After nearly 150 years in the circus biz, Ringling Bros. is hanging up its lion tamer pants. The culprit is high operating costs, paired with the fact that animal-based circuses are bullshit.
“I have made the difficult business decision that Ringling Bros. and Barnum & Bailey® will hold its final performances in May of this year,” CEO Kenneth Feld wrote in a statement. The company started losing money after retiring its dancing elephants in May of 2016, the New York Post reports. To its credit, Ringling Bros. did launch an elephant conservation center in Florida, though advocacy groups continued to protest the use of animals in shows. As the Humane Society told CNN:
“It’s just not acceptable any longer to cart wild animals from city to city and have them perform silly yet coercive stunts,” the society’s President and CEO Wayne Pacelle said in a statement Sunday. “I know this is bittersweet for the Feld family, but I applaud their decision to move away from an institution grounded on inherently inhumane wild animal acts,” Pacelle said.
In 2011, Feld Entertainment paid a fine of $270,000 to the Department of Agriculture for violating the Animal Welfare Act, though it never admitted to wrongdoing.
The announcement that Ringling Bros. is closing came just days after it debuted its first ever female ringmaster. “It’s a huge deal,” Kristen Michelle Wilson told CBS. “I am the very first female ringmaster in 146 years.” She’ll also be the last, though 30 more performances across the U.S. will be held between now and May.
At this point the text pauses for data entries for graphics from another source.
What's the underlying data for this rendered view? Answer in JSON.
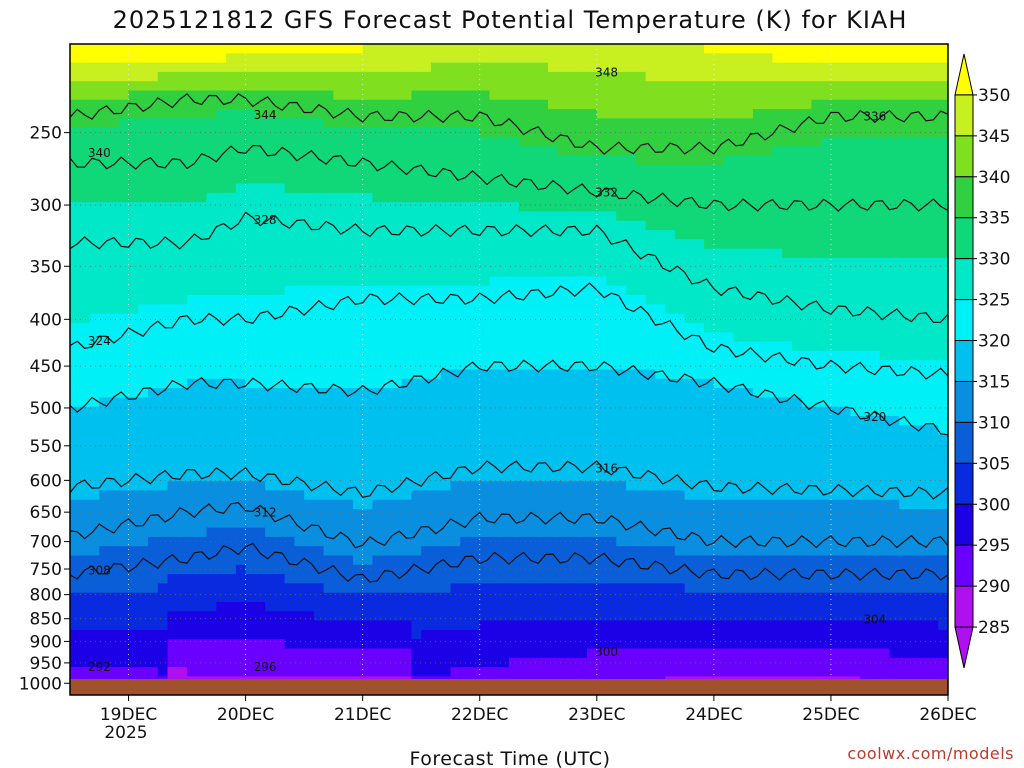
{
  "page": {
    "title": "2025121812 GFS Forecast Potential Temperature (K) for KIAH",
    "credit": "coolwx.com/models"
  },
  "chart_data": {
    "type": "heatmap",
    "title": "2025121812 GFS Forecast Potential Temperature (K) for KIAH",
    "xlabel": "Forecast Time (UTC)",
    "ylabel": "",
    "x_ticks": [
      "19DEC",
      "20DEC",
      "21DEC",
      "22DEC",
      "23DEC",
      "24DEC",
      "25DEC",
      "26DEC"
    ],
    "x_year_label": "2025",
    "x_range": [
      "2025-12-18 12Z",
      "2025-12-26 00Z"
    ],
    "y_ticks": [
      250,
      300,
      350,
      400,
      450,
      500,
      550,
      600,
      650,
      700,
      750,
      800,
      850,
      900,
      950,
      1000
    ],
    "y_range_hPa": [
      200,
      1030
    ],
    "y_scale": "log-pressure (inverted)",
    "grid": true,
    "colorbar_ticks": [
      285,
      290,
      295,
      300,
      305,
      310,
      315,
      320,
      325,
      330,
      335,
      340,
      345,
      350
    ],
    "colorbar_colors": [
      "#b010f0",
      "#6a00ff",
      "#1c00e6",
      "#0a2ae0",
      "#0a5ed8",
      "#0a8fe0",
      "#00c0f0",
      "#00f0f8",
      "#00e8c8",
      "#10d878",
      "#30d040",
      "#80e020",
      "#c8f020",
      "#ffff00"
    ],
    "contour_interval_K": 4,
    "contour_labels_shown": [
      292,
      296,
      300,
      304,
      308,
      312,
      316,
      320,
      324,
      328,
      332,
      336,
      340,
      344,
      348
    ],
    "surface_fill_color": "#a0522d",
    "series": [
      {
        "x": [
          "2025-12-18 12Z",
          "2025-12-19 12Z",
          "2025-12-20 00Z",
          "2025-12-21 00Z",
          "2025-12-22 00Z",
          "2025-12-23 00Z",
          "2025-12-24 00Z",
          "2025-12-25 00Z",
          "2025-12-26 00Z"
        ],
        "levels": {
          "308": [
            760,
            730,
            710,
            770,
            730,
            730,
            760,
            760,
            760
          ],
          "312": [
            690,
            650,
            640,
            705,
            660,
            660,
            700,
            700,
            700
          ],
          "316": [
            610,
            590,
            590,
            620,
            580,
            580,
            610,
            615,
            620
          ],
          "320": [
            500,
            470,
            470,
            480,
            450,
            450,
            470,
            500,
            530
          ],
          "324": [
            430,
            400,
            400,
            380,
            380,
            370,
            430,
            450,
            460
          ],
          "328": [
            330,
            330,
            310,
            320,
            320,
            320,
            370,
            390,
            400
          ],
          "332": [
            270,
            270,
            260,
            270,
            280,
            290,
            300,
            300,
            300
          ],
          "336": [
            240,
            230,
            230,
            240,
            240,
            260,
            260,
            240,
            240
          ]
        }
      }
    ]
  }
}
The final show will be held on May 21 at Nassau Coliseum in New York.
“The competitor in many ways is time,” Feld told the Post, adding that when his family acquired the show in 1967, each performance was just under three hours. It’s since been shortened to two, and the longest segment—a tiger act—is 12 minutes, which is probably 11 minutes longer than most kids can tolerate.
“Try getting a 3- or 4-year-old today to sit for 12 minutes,” he said.
Ringling Bros.’ remaining animals—which include lions, tigers, camels, donkeys, alpacas, kangaroos and llamas—will “go to suitable homes,” the AP reports, and the company will continue to operate its elephant conservation center.
Some of Ringling Bros. 500 employees will be transferred to Feld’s other shows, which include Monster Jam, Disney on Ice and Marvel Live. The rest will receive help finding new employment, and those who live on the circus’s tour rail car will be given help with housing relocation.